Your Legal Entitlements
- When a deceased spouse leaves too little or nothing to their surviving spouse, Florida Statute 732.201 allows for the surviving spouse to elect to take an Elective Share of the deceased spouse’s estate.
- Florida Statute 732.2065 provides that the Elective Share is an amount up to 30% of the elective estate.
- Florida Statute 732.2035 provides a list of property that is part of the elective estate. This includes the decedent’s probate estate, certain types of trusts, decedent’s protected homestead property, decedent’s interest in the net cash surrender value of life insurance policies, etc.
- Florida Statute 732.2045 lists property that is always excluded from the Elective Share.
As straightforward as it may seem, there are a number of factors that can seriously complicate the surviving spouse’s ability to receive their Elective Share.
The Bumpy Road Ahead
- If the decedent had a large amount of assets, this could delay the probate administration as various assets would need to be uncovered or discovered.

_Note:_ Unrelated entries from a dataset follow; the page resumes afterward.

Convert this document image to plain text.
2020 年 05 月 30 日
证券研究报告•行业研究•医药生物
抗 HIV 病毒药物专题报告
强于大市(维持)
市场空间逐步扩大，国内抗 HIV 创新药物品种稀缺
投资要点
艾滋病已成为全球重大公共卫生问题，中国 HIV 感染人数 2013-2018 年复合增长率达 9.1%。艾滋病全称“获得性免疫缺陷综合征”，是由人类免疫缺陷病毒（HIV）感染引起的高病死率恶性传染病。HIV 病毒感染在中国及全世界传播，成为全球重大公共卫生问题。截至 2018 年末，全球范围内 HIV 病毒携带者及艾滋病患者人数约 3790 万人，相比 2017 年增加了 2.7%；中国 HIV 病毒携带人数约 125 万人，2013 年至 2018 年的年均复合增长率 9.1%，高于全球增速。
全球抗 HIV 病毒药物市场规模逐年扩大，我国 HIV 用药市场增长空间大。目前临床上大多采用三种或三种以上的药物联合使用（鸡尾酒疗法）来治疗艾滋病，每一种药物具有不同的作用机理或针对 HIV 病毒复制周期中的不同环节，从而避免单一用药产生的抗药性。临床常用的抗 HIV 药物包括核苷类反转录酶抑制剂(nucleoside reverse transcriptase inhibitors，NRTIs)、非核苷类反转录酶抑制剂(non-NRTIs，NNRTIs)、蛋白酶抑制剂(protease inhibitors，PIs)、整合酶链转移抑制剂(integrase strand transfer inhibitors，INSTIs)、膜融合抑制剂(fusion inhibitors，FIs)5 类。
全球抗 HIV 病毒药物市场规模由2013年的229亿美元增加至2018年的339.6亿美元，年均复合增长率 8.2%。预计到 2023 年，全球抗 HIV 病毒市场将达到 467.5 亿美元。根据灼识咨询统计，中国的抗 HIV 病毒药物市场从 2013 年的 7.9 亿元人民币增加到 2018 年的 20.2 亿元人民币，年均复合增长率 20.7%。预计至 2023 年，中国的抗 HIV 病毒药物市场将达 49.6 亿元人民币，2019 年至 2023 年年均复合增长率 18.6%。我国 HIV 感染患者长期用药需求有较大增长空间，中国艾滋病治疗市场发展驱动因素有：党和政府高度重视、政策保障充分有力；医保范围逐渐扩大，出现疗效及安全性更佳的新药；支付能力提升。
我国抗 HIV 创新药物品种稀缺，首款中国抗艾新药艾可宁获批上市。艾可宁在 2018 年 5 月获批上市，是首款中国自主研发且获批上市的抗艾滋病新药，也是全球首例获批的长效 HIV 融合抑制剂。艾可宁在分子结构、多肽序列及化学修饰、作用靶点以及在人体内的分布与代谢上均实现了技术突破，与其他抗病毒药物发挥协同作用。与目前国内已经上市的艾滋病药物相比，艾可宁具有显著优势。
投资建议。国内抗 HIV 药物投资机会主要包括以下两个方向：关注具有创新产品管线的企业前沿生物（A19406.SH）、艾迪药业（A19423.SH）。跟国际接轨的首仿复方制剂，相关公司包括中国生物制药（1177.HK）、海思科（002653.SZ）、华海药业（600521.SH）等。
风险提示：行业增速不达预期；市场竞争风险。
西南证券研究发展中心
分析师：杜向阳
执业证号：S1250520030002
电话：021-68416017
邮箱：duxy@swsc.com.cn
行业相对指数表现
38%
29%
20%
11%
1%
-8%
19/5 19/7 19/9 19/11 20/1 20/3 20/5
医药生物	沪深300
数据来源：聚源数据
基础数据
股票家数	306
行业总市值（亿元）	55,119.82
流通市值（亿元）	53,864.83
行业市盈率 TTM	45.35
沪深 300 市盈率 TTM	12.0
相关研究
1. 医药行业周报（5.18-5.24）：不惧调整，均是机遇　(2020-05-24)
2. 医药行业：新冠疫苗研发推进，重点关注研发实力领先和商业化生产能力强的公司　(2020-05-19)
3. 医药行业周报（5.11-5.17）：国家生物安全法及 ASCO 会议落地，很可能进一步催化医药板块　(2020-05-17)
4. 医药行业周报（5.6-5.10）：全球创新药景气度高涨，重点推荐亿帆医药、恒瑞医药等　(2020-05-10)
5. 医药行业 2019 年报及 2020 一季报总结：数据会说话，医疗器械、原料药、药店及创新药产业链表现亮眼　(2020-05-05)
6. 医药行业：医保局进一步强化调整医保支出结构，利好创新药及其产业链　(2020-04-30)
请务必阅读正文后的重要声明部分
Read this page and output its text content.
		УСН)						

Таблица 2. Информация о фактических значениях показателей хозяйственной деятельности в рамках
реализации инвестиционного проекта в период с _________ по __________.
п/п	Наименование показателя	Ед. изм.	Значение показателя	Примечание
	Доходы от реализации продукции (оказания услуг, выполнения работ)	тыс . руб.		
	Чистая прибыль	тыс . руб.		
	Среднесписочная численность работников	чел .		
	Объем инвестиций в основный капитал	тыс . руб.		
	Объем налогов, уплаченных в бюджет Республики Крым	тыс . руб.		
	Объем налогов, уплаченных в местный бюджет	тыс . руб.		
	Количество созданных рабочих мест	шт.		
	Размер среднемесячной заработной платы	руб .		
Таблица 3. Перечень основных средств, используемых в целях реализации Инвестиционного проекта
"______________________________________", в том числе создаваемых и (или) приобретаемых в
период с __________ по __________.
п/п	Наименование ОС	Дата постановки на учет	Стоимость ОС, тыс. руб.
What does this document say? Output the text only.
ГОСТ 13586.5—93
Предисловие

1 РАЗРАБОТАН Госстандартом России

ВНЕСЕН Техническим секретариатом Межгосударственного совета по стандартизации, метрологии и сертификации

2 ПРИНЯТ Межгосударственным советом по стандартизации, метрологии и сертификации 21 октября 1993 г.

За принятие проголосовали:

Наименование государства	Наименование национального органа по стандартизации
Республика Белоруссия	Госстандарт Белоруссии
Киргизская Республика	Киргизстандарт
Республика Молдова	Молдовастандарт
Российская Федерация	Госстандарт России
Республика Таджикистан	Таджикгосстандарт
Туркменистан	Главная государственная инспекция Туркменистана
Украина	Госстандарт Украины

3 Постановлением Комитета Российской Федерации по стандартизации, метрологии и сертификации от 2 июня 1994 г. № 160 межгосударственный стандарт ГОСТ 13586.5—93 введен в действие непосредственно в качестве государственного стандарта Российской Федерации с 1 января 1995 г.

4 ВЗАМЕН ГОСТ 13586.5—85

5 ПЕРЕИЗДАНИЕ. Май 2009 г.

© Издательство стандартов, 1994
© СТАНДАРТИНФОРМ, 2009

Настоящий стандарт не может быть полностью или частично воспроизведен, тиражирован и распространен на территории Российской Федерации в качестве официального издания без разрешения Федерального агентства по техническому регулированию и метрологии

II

- If the personal representative of the estate makes it difficult to ascertain the assets, this could cause delay.
- If the personal representative and the surviving spouse are unable to agree on the value of certain assets, this could cause the judge to intervene, or cause the case to be referred to mediation.
- If descendants contest the Elective Share election of the surviving spouse, this could cause the judge to intervene as well, also causing delay in the elective estate administration.
With the sheer amount of seemingly-innocuous situations in which one may find themselves at any given step in the process, it’s important to have a knowledgeable and compassionate attorney at your side.